• This is a rush transcript from "The Journal Editorial Report," February 24, 2007.

    PAUL GIGOT, FOX HOST: This week on the "Journal Editorial Report," another U.N. deadline comes and goes as Iran continues to defy the international community. But as the U.S. ratchets up the financial pressure, are cracks emerging in the regime?

    Plus, what role is Tehran playing in the chaos in Iraq? We'll examine that evidence.

    A Hollywood heavyweight throws the democratic presidential nomination into turmoil with some choice comments about the Clintons.

    Those topics, plus our weekly "Hits and Misses," but first, these headlines.

    (NEWSBREAK)

    GIGOT: Welcome to the "Journal Editorial Report." I'm Paul Gigot.

    In a finding that clears the way for harsher sanctions against Tehran, the IAEA said late this week that Iran has expanded its uranium enrichment program instead of complying with the U.N. Security Council ultimatum to freeze it.

    But as the international community contemplates its next step the U.S. is ratcheting up the financial pressure, hoping to expose some cracks in the Iranian regime.

    Iranian author and journalist Amir Taheri joins me now from London.

    Amir Taheri, thanks so much for joining us.

    AMIR TAHERI, JOUNALIST AND IRANIAN AUTHOR: Pleasure.

    GIGOT: Mahmoud Ahmadinejad dismissed the U.N. deadline this week as meaningless. Do you think the Tehran government is feeling any pressure at all from U.N. sanctions?

    TAHERI: Yes, they are, in a number of ways. First, economically. Businesses have stopped doing deeds in Tehran. Money is leaving the country. The value of the Iranian currency is plummeting. And, of course there is a mood of uncertainty which is bad for business.

    GIGOT: Well then, why is the Iranian regime continuing to defy the international community and not coming to the table to try to remove the sanctions.

    TAHERI: Because they think that saving face is more important for them. This is a regime that has lost its legitimacy, it's revolutionary legitimacy, and wants to regain a new legitimacy as a regime that has stood up to great powers and won.

    GIGOT: The nuclear weapon that it is trying to gain is one way of achieving that kind of renewed legitimacy? Is that why you think they are pursuing the program?

    TAHERI: Yes, if they can defeat the United States, if they can defy the international community and force the Americans to leave the Middle East, of course, they will gain a new legitimacy not only inside Iran, but throughout the Middle East because they think they have an alternative to the American model of globalized system that we have now.
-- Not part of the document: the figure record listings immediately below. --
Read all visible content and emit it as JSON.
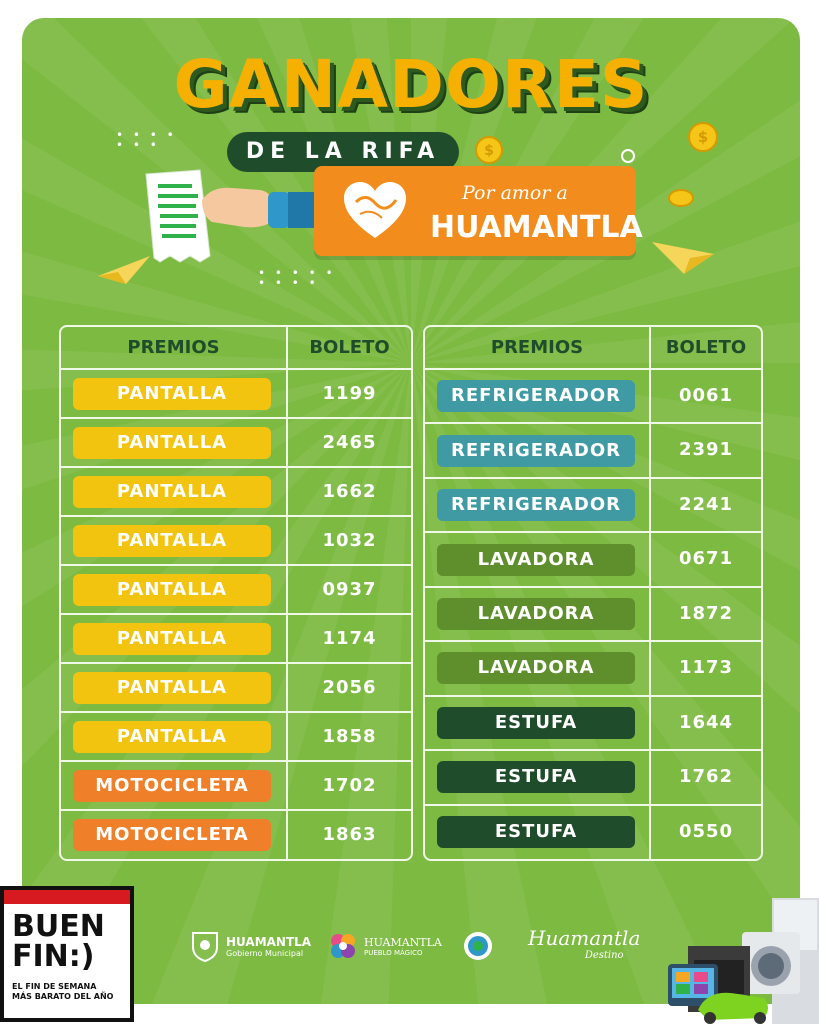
{
  "header": {
    "title": "GANADORES",
    "subtitle": "DE LA RIFA",
    "brand_line1": "Por amor a",
    "brand_line2": "HUAMANTLA"
  },
  "table_left": {
    "col_prize": "PREMIOS",
    "col_ticket": "BOLETO",
    "rows": [
      {
        "prize": "PANTALLA",
        "ticket": "1199",
        "color": "#f2c40f"
      },
      {
        "prize": "PANTALLA",
        "ticket": "2465",
        "color": "#f2c40f"
      },
      {
        "prize": "PANTALLA",
        "ticket": "1662",
        "color": "#f2c40f"
      },
      {
        "prize": "PANTALLA",
        "ticket": "1032",
        "color": "#f2c40f"
      },
      {
        "prize": "PANTALLA",
        "ticket": "0937",
        "color": "#f2c40f"
      },
      {
        "prize": "PANTALLA",
        "ticket": "1174",
        "color": "#f2c40f"
      },
      {
        "prize": "PANTALLA",
        "ticket": "2056",
        "color": "#f2c40f"
      },
      {
        "prize": "PANTALLA",
        "ticket": "1858",
        "color": "#f2c40f"
      },
      {
        "prize": "MOTOCICLETA",
        "ticket": "1702",
        "color": "#f07f2a"
      },
      {
        "prize": "MOTOCICLETA",
        "ticket": "1863",
        "color": "#f07f2a"
      }
    ]
  },
  "table_right": {
    "col_prize": "PREMIOS",
    "col_ticket": "BOLETO",
    "rows": [
      {
        "prize": "REFRIGERADOR",
        "ticket": "0061",
        "color": "#3f9aa3"
      },
      {
        "prize": "REFRIGERADOR",
        "ticket": "2391",
        "color": "#3f9aa3"
      },
      {
        "prize": "REFRIGERADOR",
        "ticket": "2241",
        "color": "#3f9aa3"
      },
      {
        "prize": "LAVADORA",
        "ticket": "0671",
        "color": "#5f8f2c"
      },
      {
        "prize": "LAVADORA",
        "ticket": "1872",
        "color": "#5f8f2c"
      },
      {
        "prize": "LAVADORA",
        "ticket": "1173",
        "color": "#5f8f2c"
      },
      {
        "prize": "ESTUFA",
        "ticket": "1644",
        "color": "#1f4d2b"
      },
      {
        "prize": "ESTUFA",
        "ticket": "1762",
        "color": "#1f4d2b"
      },
      {
        "prize": "ESTUFA",
        "ticket": "0550",
        "color": "#1f4d2b"
      }
    ]
  },
  "footer": {
    "logo1_title": "HUAMANTLA",
    "logo1_sub": "Gobierno Municipal",
    "logo2_title": "HUAMANTLA",
    "logo2_sub": "PUEBLO MÁGICO",
    "logo4_title": "Huamantla",
    "logo4_sub": "Destino"
  },
  "buen_fin": {
    "line1": "BUEN",
    "line2": "FIN:)",
    "tagline1": "EL FIN DE SEMANA",
    "tagline2": "MÁS BARATO DEL AÑO"
  }
}
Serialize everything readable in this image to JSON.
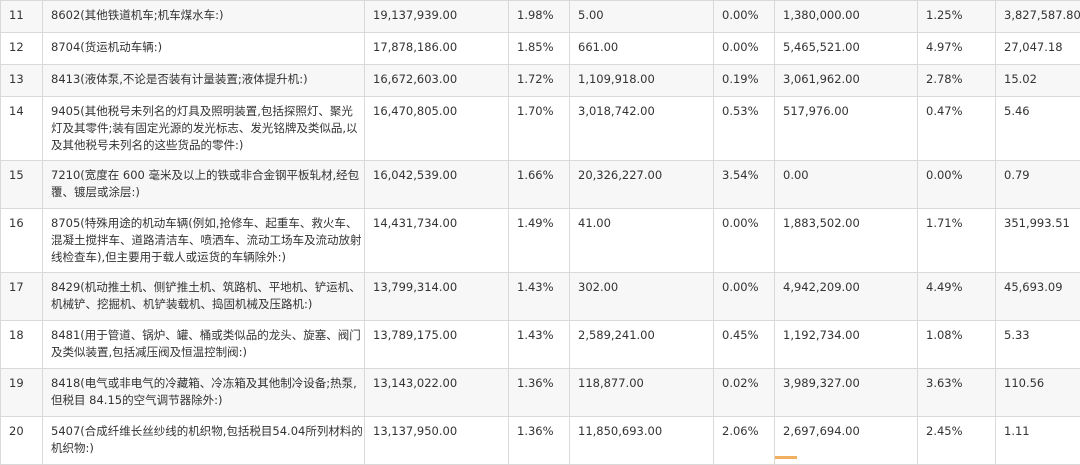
{
  "table": {
    "rows": [
      {
        "idx": "11",
        "desc": "8602(其他铁道机车;机车煤水车:)",
        "v1": "19,137,939.00",
        "p1": "1.98%",
        "v2": "5.00",
        "p2": "0.00%",
        "v3": "1,380,000.00",
        "p3": "1.25%",
        "v4": "3,827,587.80"
      },
      {
        "idx": "12",
        "desc": "8704(货运机动车辆:)",
        "v1": "17,878,186.00",
        "p1": "1.85%",
        "v2": "661.00",
        "p2": "0.00%",
        "v3": "5,465,521.00",
        "p3": "4.97%",
        "v4": "27,047.18"
      },
      {
        "idx": "13",
        "desc": "8413(液体泵,不论是否装有计量装置;液体提升机:)",
        "v1": "16,672,603.00",
        "p1": "1.72%",
        "v2": "1,109,918.00",
        "p2": "0.19%",
        "v3": "3,061,962.00",
        "p3": "2.78%",
        "v4": "15.02"
      },
      {
        "idx": "14",
        "desc": "9405(其他税号未列名的灯具及照明装置,包括探照灯、聚光灯及其零件;装有固定光源的发光标志、发光铭牌及类似品,以及其他税号未列名的这些货品的零件:)",
        "v1": "16,470,805.00",
        "p1": "1.70%",
        "v2": "3,018,742.00",
        "p2": "0.53%",
        "v3": "517,976.00",
        "p3": "0.47%",
        "v4": "5.46"
      },
      {
        "idx": "15",
        "desc": "7210(宽度在 600 毫米及以上的铁或非合金钢平板轧材,经包覆、镀层或涂层:)",
        "v1": "16,042,539.00",
        "p1": "1.66%",
        "v2": "20,326,227.00",
        "p2": "3.54%",
        "v3": "0.00",
        "p3": "0.00%",
        "v4": "0.79"
      },
      {
        "idx": "16",
        "desc": "8705(特殊用途的机动车辆(例如,抢修车、起重车、救火车、混凝土搅拌车、道路清洁车、喷洒车、流动工场车及流动放射线检查车),但主要用于载人或运货的车辆除外:)",
        "v1": "14,431,734.00",
        "p1": "1.49%",
        "v2": "41.00",
        "p2": "0.00%",
        "v3": "1,883,502.00",
        "p3": "1.71%",
        "v4": "351,993.51"
      },
      {
        "idx": "17",
        "desc": "8429(机动推土机、侧铲推土机、筑路机、平地机、铲运机、机械铲、挖掘机、机铲装载机、捣固机械及压路机:)",
        "v1": "13,799,314.00",
        "p1": "1.43%",
        "v2": "302.00",
        "p2": "0.00%",
        "v3": "4,942,209.00",
        "p3": "4.49%",
        "v4": "45,693.09"
      },
      {
        "idx": "18",
        "desc": "8481(用于管道、锅炉、罐、桶或类似品的龙头、旋塞、阀门及类似装置,包括减压阀及恒温控制阀:)",
        "v1": "13,789,175.00",
        "p1": "1.43%",
        "v2": "2,589,241.00",
        "p2": "0.45%",
        "v3": "1,192,734.00",
        "p3": "1.08%",
        "v4": "5.33"
      },
      {
        "idx": "19",
        "desc": "8418(电气或非电气的冷藏箱、冷冻箱及其他制冷设备;热泵,但税目 84.15的空气调节器除外:)",
        "v1": "13,143,022.00",
        "p1": "1.36%",
        "v2": "118,877.00",
        "p2": "0.02%",
        "v3": "3,989,327.00",
        "p3": "3.63%",
        "v4": "110.56"
      },
      {
        "idx": "20",
        "desc": "5407(合成纤维长丝纱线的机织物,包括税目54.04所列材料的机织物:)",
        "v1": "13,137,950.00",
        "p1": "1.36%",
        "v2": "11,850,693.00",
        "p2": "2.06%",
        "v3": "2,697,694.00",
        "p3": "2.45%",
        "v4": "1.11"
      }
    ]
  },
  "colors": {
    "stripe": "#f7f7f7",
    "border": "#d9d9d9",
    "text": "#333333"
  }
}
They think their model is much better and they are the only power capable of standing up to the United States today.

    GIGOT: What do you the government strategy is in dealing with the U.N. and United States? Do you think it is a divide and conquer strategy where they are trying to pit the Europeans and the Russians and the Chinese on one side, who take a more dovish approach against the U.S.?

    TAHERI: Yes, because the collation is the Europeans and the Chinese and the Russians will not do anything really to hurt the Islam regime on the assumption that, if the Islamist regime becomes really dangerous and nasty, the Americans will deal with it anyway. So why should the Europeans, the Chinese and Russians do something now?